Shares in HSBC Holdings (LON:HSBA) have fallen deep into the red in London this morning as the group’s full-year profits fell short of estimates. Europe’s biggest lender further disclosed that the tax reform in the US had weighed on its capital position.
As of 08:44 GMT, HSBC’s share price had given up 4.08 percent to 733.60p. The drop is weighing on the benchmark FTSE 100 index which currently stands 0.07 percent in the red at 7,242.37 points.
HSBC posts results
HSBC reported in a statement this morning that its reported profit before tax had soared 141 percent to $17.2 billion last year, with the group’s ‘Pivot to Asia’ strategy generating returns and driving over 75 percent of reported and adjusted profit. Reuters, however, notes that the result came in below the $19.7-billion average estimate of 17 analysts polled by Thomson Reuters. Reported revenue meanwhile rose seven percent to $51.4 billion.
The lender further disclosed that the recent changes in US tax legislation had reduced the group’s capital position by nine percent, and that it had planned additional Tier 1 Capital issuance of between $5 billion to $7 billion in the first half of the year.
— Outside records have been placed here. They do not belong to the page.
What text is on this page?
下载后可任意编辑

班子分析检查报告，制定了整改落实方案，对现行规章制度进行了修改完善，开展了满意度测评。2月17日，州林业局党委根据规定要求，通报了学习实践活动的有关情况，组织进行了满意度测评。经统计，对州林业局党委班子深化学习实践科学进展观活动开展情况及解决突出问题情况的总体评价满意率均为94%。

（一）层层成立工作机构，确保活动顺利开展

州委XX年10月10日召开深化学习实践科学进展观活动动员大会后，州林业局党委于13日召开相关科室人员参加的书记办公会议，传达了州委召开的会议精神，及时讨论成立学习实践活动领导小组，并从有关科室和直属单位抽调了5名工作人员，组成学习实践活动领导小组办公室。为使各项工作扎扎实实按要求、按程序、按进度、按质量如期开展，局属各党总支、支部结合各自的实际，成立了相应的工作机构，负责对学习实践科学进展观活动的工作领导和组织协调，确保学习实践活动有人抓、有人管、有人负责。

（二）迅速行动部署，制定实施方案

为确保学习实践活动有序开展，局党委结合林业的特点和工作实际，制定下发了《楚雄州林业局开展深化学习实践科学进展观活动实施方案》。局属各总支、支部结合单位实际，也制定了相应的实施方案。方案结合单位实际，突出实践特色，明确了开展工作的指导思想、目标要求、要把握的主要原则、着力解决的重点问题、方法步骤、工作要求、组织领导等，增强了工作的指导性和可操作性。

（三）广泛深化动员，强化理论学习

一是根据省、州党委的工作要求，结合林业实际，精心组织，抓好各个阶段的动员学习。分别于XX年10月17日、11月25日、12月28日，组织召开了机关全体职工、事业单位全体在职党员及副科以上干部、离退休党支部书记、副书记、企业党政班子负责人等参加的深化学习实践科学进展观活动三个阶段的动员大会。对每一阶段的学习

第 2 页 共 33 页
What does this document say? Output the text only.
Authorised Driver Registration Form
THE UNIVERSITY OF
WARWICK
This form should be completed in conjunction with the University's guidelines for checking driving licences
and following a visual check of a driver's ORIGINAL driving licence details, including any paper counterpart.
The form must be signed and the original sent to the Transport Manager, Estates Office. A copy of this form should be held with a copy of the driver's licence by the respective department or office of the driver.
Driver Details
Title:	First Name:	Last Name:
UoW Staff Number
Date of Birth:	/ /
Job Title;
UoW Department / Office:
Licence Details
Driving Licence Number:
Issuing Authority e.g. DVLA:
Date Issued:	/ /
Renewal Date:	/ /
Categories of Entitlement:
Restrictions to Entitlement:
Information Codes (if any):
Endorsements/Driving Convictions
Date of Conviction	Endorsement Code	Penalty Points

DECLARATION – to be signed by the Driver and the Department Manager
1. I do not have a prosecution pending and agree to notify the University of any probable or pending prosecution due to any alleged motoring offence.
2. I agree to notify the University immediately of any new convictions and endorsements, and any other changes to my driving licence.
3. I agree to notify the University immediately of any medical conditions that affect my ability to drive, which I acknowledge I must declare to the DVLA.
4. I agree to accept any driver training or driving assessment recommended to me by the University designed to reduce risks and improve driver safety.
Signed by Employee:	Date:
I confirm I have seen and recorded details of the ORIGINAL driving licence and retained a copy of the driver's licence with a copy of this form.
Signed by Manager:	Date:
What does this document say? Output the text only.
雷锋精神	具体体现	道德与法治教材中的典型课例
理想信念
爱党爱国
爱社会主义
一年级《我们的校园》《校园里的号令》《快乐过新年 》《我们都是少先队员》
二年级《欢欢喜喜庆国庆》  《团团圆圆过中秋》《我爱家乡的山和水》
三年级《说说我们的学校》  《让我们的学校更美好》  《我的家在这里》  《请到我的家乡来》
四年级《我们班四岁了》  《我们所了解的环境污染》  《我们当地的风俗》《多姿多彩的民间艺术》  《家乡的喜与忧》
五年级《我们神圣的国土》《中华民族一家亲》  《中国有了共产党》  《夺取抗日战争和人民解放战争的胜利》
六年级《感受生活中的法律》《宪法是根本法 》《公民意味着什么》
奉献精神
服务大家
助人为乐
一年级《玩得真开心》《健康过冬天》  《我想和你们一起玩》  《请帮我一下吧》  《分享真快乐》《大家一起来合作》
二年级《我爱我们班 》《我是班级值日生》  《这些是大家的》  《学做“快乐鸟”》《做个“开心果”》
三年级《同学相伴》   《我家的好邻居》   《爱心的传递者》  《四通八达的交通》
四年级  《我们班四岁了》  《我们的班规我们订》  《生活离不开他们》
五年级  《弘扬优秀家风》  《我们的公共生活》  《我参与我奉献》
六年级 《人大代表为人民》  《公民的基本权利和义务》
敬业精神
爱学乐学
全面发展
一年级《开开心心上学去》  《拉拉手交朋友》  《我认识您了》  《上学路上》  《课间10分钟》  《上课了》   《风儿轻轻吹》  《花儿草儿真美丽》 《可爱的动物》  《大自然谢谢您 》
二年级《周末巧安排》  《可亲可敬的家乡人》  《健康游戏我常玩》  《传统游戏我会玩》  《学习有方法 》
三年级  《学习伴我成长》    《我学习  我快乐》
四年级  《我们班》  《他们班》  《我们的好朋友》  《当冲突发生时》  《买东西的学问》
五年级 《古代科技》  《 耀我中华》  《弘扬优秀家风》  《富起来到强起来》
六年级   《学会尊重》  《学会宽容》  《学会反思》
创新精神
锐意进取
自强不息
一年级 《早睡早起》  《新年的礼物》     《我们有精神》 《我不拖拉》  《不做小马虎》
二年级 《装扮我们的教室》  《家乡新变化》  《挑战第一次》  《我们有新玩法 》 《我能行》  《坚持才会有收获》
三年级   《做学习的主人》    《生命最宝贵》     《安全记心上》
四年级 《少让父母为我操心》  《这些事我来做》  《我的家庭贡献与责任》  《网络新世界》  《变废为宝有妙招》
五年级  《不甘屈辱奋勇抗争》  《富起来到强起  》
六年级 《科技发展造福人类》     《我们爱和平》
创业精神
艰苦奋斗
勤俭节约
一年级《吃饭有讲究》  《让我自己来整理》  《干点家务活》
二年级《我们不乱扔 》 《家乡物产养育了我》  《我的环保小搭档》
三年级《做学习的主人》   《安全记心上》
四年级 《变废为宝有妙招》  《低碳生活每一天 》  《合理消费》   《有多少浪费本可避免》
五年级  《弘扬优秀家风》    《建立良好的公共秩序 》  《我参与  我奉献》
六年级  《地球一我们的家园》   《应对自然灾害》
“These good results demonstrate the strength and potential of HSBC. All our global businesses grew adjusted profits and we concluded the transformation programme that we started in 2015,” the group’s outgoing chief executive Stuart Gulliver commented in the statement. “It has been my great privilege to lead HSBC for the last seven years.”
Analysts weigh in
“The results were decent enough, but nothing earth-shattering,” Hugh Young, head of Asia at Standard Life Aberdeen, one of the bank’s top shareholders, told Bloomberg, adding that Europe’s biggest lender was “firmly on the course set by Stuart and Douglas Flint with more to go for; it would be great if they get to a 10-percent return on equity from the current 5.9 percent,” referring to the industry’s measure of profitability.
HSBC is the first FTSE 100 lender to update investors on its full-year performance this reporting season, with Lloyds (LON:LLOY) to follow tomorrow.